A book chapter I co-wrote with Professor Nick Williamson last fall is now available in the new textbook Global Entrepreneurship (2nd edition). The publisher’s site has the full table of contents. One of the book editors, Professor Dianne Welsh, is the entrepreneurship program director for UNCG and recruited Nick and me to write about Export Odyssey.
The writing process was interesting for this one. Professor Williamson and I met a few times to plan our outline, the major issues, and most-telling anecdotes. Then he wrote a complete draft and asked me to review it and suggest any changes. Which I did. And that was about it, to be honest. I later told him I felt guilty for my limited amount of writing, but he responded that my long role as co-teacher of the Export Odyssey class and research consultant for the students teams warrants not having to work hard on the book chapter. So if your library gets this book and you notice the writing style of the export chapter is very different from the writing style of this blog, well, that’s why.
Professor Williamson likes to call me the “Electronic Business Reference Librarian” (EBRL) and extols the vital role business librarians can play in supporting experiential learning in exports.

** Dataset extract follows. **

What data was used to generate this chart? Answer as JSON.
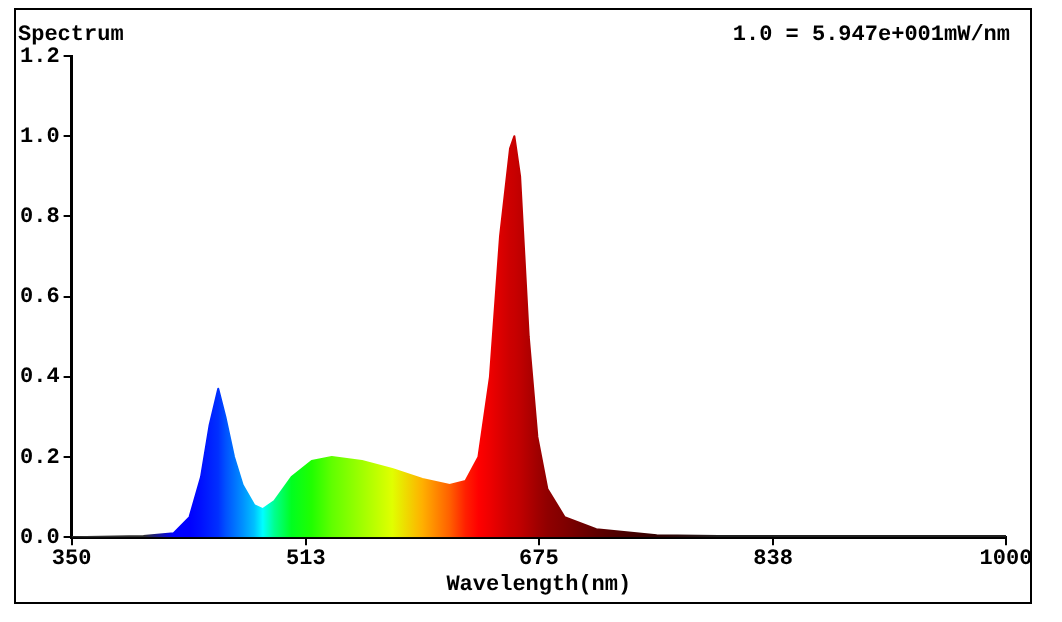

He lists the EBRL as well as “Personnel with the United States Department of Commerce – International Division” and “Personnel with a freight forwarding company” as key players for any exporter. We keep good company, apparently. Specifically the chapter states that the business librarian can support:
- Identification of best export market to target
- Identification of the best downstream customer type (e.g., export channel)

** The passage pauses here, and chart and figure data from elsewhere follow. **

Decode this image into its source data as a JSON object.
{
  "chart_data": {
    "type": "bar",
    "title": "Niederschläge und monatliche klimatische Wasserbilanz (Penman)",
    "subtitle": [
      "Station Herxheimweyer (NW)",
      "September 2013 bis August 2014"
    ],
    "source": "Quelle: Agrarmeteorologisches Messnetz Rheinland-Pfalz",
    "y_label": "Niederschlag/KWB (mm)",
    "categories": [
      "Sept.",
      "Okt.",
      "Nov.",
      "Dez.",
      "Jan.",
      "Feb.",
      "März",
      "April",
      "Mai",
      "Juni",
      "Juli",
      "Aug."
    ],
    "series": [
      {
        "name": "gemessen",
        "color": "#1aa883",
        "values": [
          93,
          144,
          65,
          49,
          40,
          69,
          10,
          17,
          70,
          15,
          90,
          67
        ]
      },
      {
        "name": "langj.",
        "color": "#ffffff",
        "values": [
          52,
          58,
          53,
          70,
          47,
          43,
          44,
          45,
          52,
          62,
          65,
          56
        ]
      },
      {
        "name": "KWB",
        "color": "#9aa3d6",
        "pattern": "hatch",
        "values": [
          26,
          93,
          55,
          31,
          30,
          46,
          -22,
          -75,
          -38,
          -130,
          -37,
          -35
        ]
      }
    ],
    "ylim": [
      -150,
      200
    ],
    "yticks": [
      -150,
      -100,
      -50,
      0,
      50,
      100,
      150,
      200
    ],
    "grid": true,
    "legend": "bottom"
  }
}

- Identification of specific companies in the U. S. and abroad who are “head on” competitors
- Identification of potential customer companies in the targeted country
- Identification of electronic databases that offer insight into
- Character of competition in targeted foreign market
- Nature of needs of potential customers in targeted foreign market
Our Export Odyssey mantra:
The more Internet intensive, the more electronically intensive, the more database intensive, the more key word and code number search intensive the export marketing activities are, the faster, the less expensive, and the better that the export marketing activities are for the exporter.

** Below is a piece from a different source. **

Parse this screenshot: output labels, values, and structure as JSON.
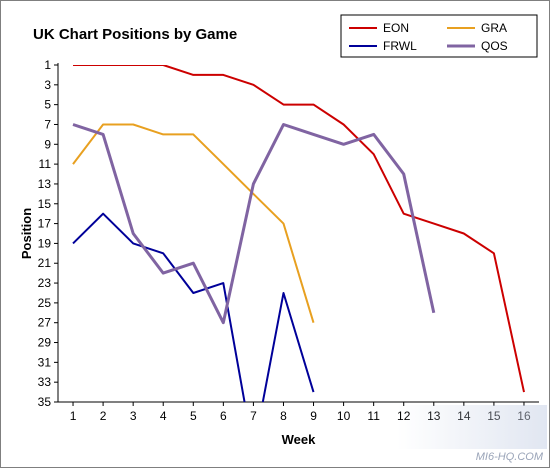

Since this book is a textbook, we also had to contribute ten questions for the end of the chapter. For example:
The Small Business Administration (SBA) loan program that can be used to support buildings, construction and land relevant to exporting is the
- Export Working Capital Program
- International Trade Loan Program
- Export Express Program
- None of the preceding is correct.
And we had to create a PowerPoint version of the chapter.